Project History
The Otay Ranch Resort Village 13 Alternative H project is a planned community within the Otay Ranch Master Plan, and the development of Resort Village 13 has been part of the planning process since the late 1980s.
The Otay Ranch Master Plan has an over 25 year history developing a balanced community that provides a diverse range of housing, public facilities to meet future growth, and environmental sustainability resulting in the conservation of critical habitat to protect 85 species.
Otay Ranch Resort Village 13 Alternative H honors the vision of the Otay Ranch Master Plan by maintaining the density, intensity, and Multiple Species Conservation Plan (MSCP) hardline development boundary agreed to in the entitlement of the Otay Ranch Master Plan.
Timeline
• 1993 - General Development Plan (GDP) and Subregional Plan (SRP) approved in a joint planning effort by the County of San Diego and City of Chula Vista
• 1997/1998 – Self mitigating Resource Management Plan and 11,375–acre Preserve included in South County Subarea MSCP and Implementing Agreement
• 2001 – GPA 98-04 approved to revise Village 13 eastern development footprint and unit count reduced due to concerns raised by USFW/CDFW (Baldwin Letter)
• 2004 – Submission of application and EIR Notice of Preparation
• 2008/2009 – Participation in Quino Checkerspot Butterfly Conservation Strategy Working Group with County and stakeholders
• 2011 – Consistent with County General Plan Update and MSCP Hardline Boundary
• 2010-2015 – Proposed Project conceptual development footprint and MSCP Boundary Adjustment based upon negotiations with Resource Agencies
• 2017 – MSCP Boundary Adjustment rejected by Resource Agencies
• 2018/2019 – Development of Alternative H consistent with MSCP Hardline Boundary and to meet Project Objectives
• 2019 - EIR, now including preferred Alternative H, is recirculated for Public Review per CEQA guidelines
• 2020 - EIR recommended for Approval by the San Diego County Planning Commission
Alternative H Updates
In 2004, The Resort Village 13 began a long journey to reach the Board of Supervisors hearing.
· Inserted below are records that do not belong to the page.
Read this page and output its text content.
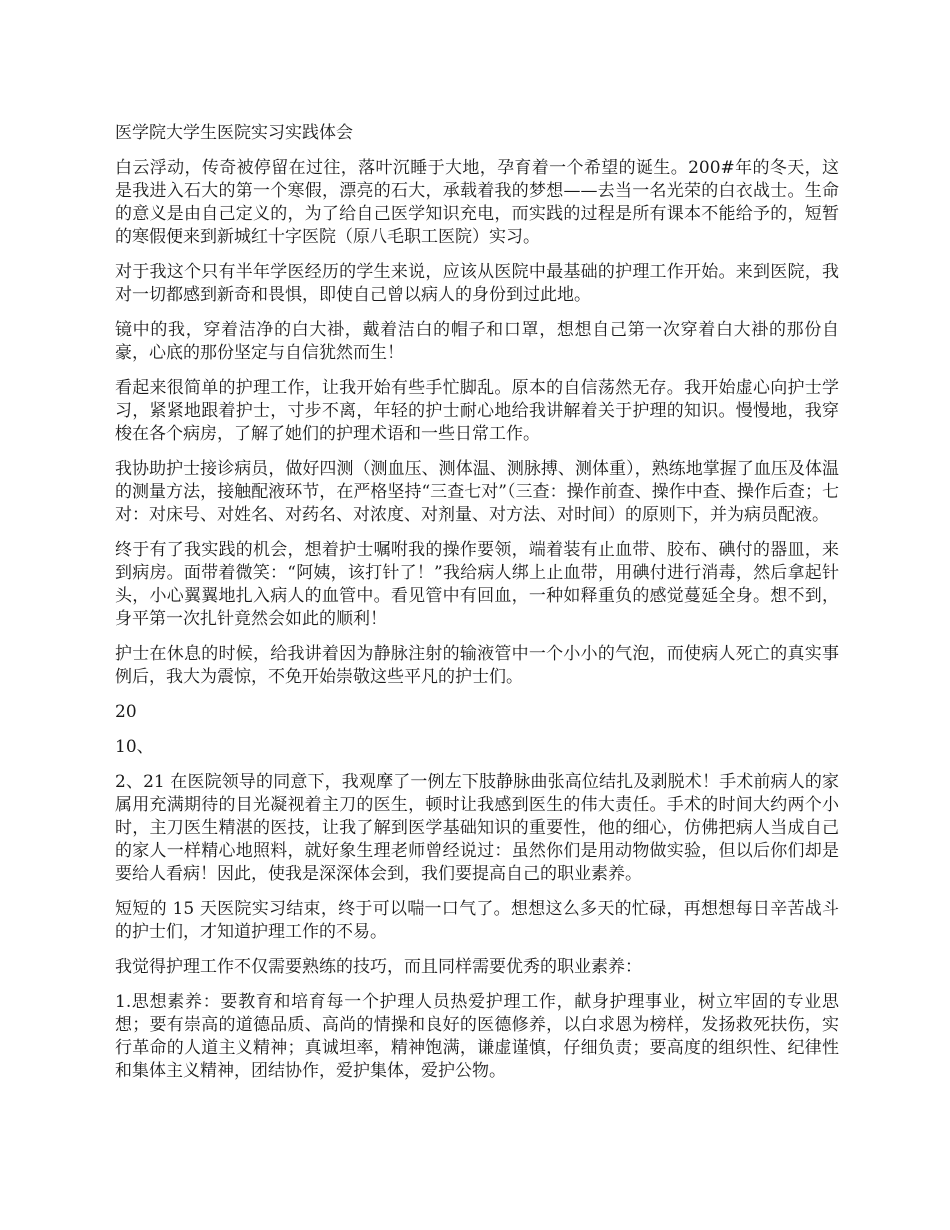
医学院大学生医院实习实践体会

白云浮动，传奇被停留在过往，落叶沉睡于大地，孕育着一个希望的诞生。200#年的冬天，这是我进入石大的第一个寒假，漂亮的石大，承载着我的梦想——去当一名光荣的白衣战士。生命的意义是由自己定义的，为了给自己医学知识充电，而实践的过程是所有课本不能给予的，短暂的寒假便来到新城红十字医院（原八毛职工医院）实习。

对于我这个只有半年学医经历的学生来说，应该从医院中最基础的护理工作开始。来到医院，我对一切都感到新奇和畏惧，即使自己曾以病人的身份到过此地。

镜中的我，穿着洁净的白大褂，戴着洁白的帽子和口罩，想想自己第一次穿着白大褂的那份自豪，心底的那份坚定与自信犹然而生！

看起来很简单的护理工作，让我开始有些手忙脚乱。原本的自信荡然无存。我开始虚心向护士学习，紧紧地跟着护士，寸步不离，年轻的护士耐心地给我讲解着关于护理的知识。慢慢地，我穿梭在各个病房，了解了她们的护理术语和一些日常工作。

我协助护士接诊病员，做好四测（测血压、测体温、测脉搏、测体重），熟练地掌握了血压及体温的测量方法，接触配液环节，在严格坚持“三查七对”（三查：操作前查、操作中查、操作后查；七对：对床号、对姓名、对药名、对浓度、对剂量、对方法、对时间）的原则下，并为病员配液。

终于有了我实践的机会，想着护士嘱咐我的操作要领，端着装有止血带、胶布、碘付的器皿，来到病房。面带着微笑：“阿姨，该打针了！”我给病人绑上止血带，用碘付进行消毒，然后拿起针头，小心翼翼地扎入病人的血管中。看见管中有回血，一种如释重负的感觉蔓延全身。想不到，身平第一次扎针竟然会如此的顺利！

护士在休息的时候，给我讲着因为静脉注射的输液管中一个小小的气泡，而使病人死亡的真实事例后，我大为震惊，不免开始崇敬这些平凡的护士们。

20

10、

2、21 在医院领导的同意下，我观摩了一例左下肢静脉曲张高位结扎及剥脱术！手术前病人的家属用充满期待的目光凝视着主刀的医生，顿时让我感到医生的伟大责任。手术的时间大约两个小时，主刀医生精湛的医技，让我了解到医学基础知识的重要性，他的细心，仿佛把病人当成自己的家人一样精心地照料，就好象生理老师曾经说过：虽然你们是用动物做实验，但以后你们却是要给人看病！因此，使我是深深体会到，我们要提高自己的职业素养。

短短的 15 天医院实习结束，终于可以喘一口气了。想想这么多天的忙碌，再想想每日辛苦战斗的护士们，才知道护理工作的不易。

我觉得护理工作不仅需要熟练的技巧，而且同样需要优秀的职业素养：

1.思想素养：要教育和培育每一个护理人员热爱护理工作，献身护理事业，树立牢固的专业思想；要有崇高的道德品质、高尚的情操和良好的医德修养，以白求恩为榜样，发扬救死扶伤，实行革命的人道主义精神；真诚坦率，精神饱满，谦虚谨慎，仔细负责；要高度的组织性、纪律性和集体主义精神，团结协作，爱护集体，爱护公物。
The Otay Ranch Master Plan planning process provides a strong framework to process future villages. In the case of Resort Village 13, it was known at the adoption of the Otay Ranch Master Plan and MSCP that the listing of the Quino Checkerspot Butterfly (not included in the MSCP) as an endangered species must be addressed.
In 2008, the County convened the stakeholders for developing a Quino conservation strategy with the explicit intent to add the Quino to the South County Subarea of the MSCP. A goal of this strategy was to use Master Plan’s designated Preserve land to the maximum extent practicable to provide critical habitat for the Quino. This process and negotiations resulted in the development footprint for the Proposed Project, and the US Fish & Wildlife Service conceptually agreed to provide an equivalent credit in acreage for the cost to construct two wildlife crossings under Otay Lakes Road to facilitate the safe movement of species from the uplands and wildlife refuge to Otay Reservoir and Otay River Valley. Based on the conceptual agreement from the US Fish & Wildlife Service, in 2015 Baldwin & Sons submitted an EIR to the County of San Diego for the development of Village 13 as a resort community with an integrated golf course.
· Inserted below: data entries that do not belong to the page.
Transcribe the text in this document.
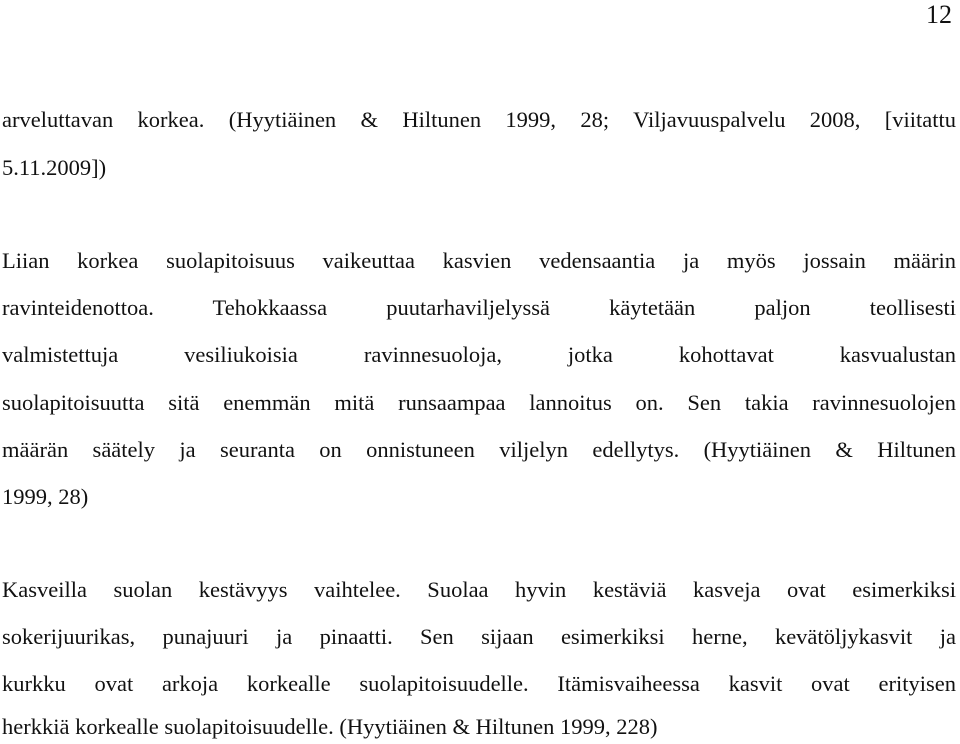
12
arveluttavan korkea. (Hyytiäinen & Hiltunen 1999, 28; Viljavuuspalvelu 2008, [viitattu
5.11.2009])
Liian korkea suolapitoisuus vaikeuttaa kasvien vedensaantia ja myös jossain määrin
ravinteidenottoa. Tehokkaassa puutarhaviljelyssä käytetään paljon teollisesti
valmistettuja vesiliukoisia ravinnesuoloja, jotka kohottavat kasvualustan
suolapitoisuutta sitä enemmän mitä runsaampaa lannoitus on. Sen takia ravinnesuolojen
määrän säätely ja seuranta on onnistuneen viljelyn edellytys. (Hyytiäinen & Hiltunen
1999, 28)
Kasveilla suolan kestävyys vaihtelee. Suolaa hyvin kestäviä kasveja ovat esimerkiksi
sokerijuurikas, punajuuri ja pinaatti. Sen sijaan esimerkiksi herne, kevätöljykasvit ja
kurkku ovat arkoja korkealle suolapitoisuudelle. Itämisvaiheessa kasvit ovat erityisen
herkkiä korkealle suolapitoisuudelle. (Hyytiäinen & Hiltunen 1999, 228)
Despite good faith negotiations, on March 30, 2017, the Resource Agencies notified the County they would not concur with the requested boundary adjustment. In response to the decision by the Resource Agencies to withdraw their support of the Proposed Project, a new EIR Alternative, Alternative H, was developed for Resort Village 13, implementing both environmental and economic sustainability considerations:
A redesigned project development area, conforming to the MSCP agreed-to hard-line boundary
Elimination of the golf course
Relocation of the elementary school from Village 15, which was acquired by the California Department of Fish & Wildlife for conservation
An increase in single family homes to re-balance the overall ratio and diversity of housing in the Otay Ranch Master Plan as a whole
Maintaining the existing alignment of Otay Lakes Road as environmentally superior to an alignment through the middle of designated Preserve land.
EIR Alternative H required submission of a replacement Tentative Map and supplemental environmental analysis to fully analyze the potential impacts of Alternative H. Consistent with both the Proposed Project description and objectives, and the Newhall Ranch California Supreme Court decision in 2015 regarding Global Climate Change and greenhouse gas emissions, the Global Climate Change and Alternatives sections of the Draft EIR were recirculated in April 2019 and have been combined with the 2015 Draft EIR for compilation as the Final EIR.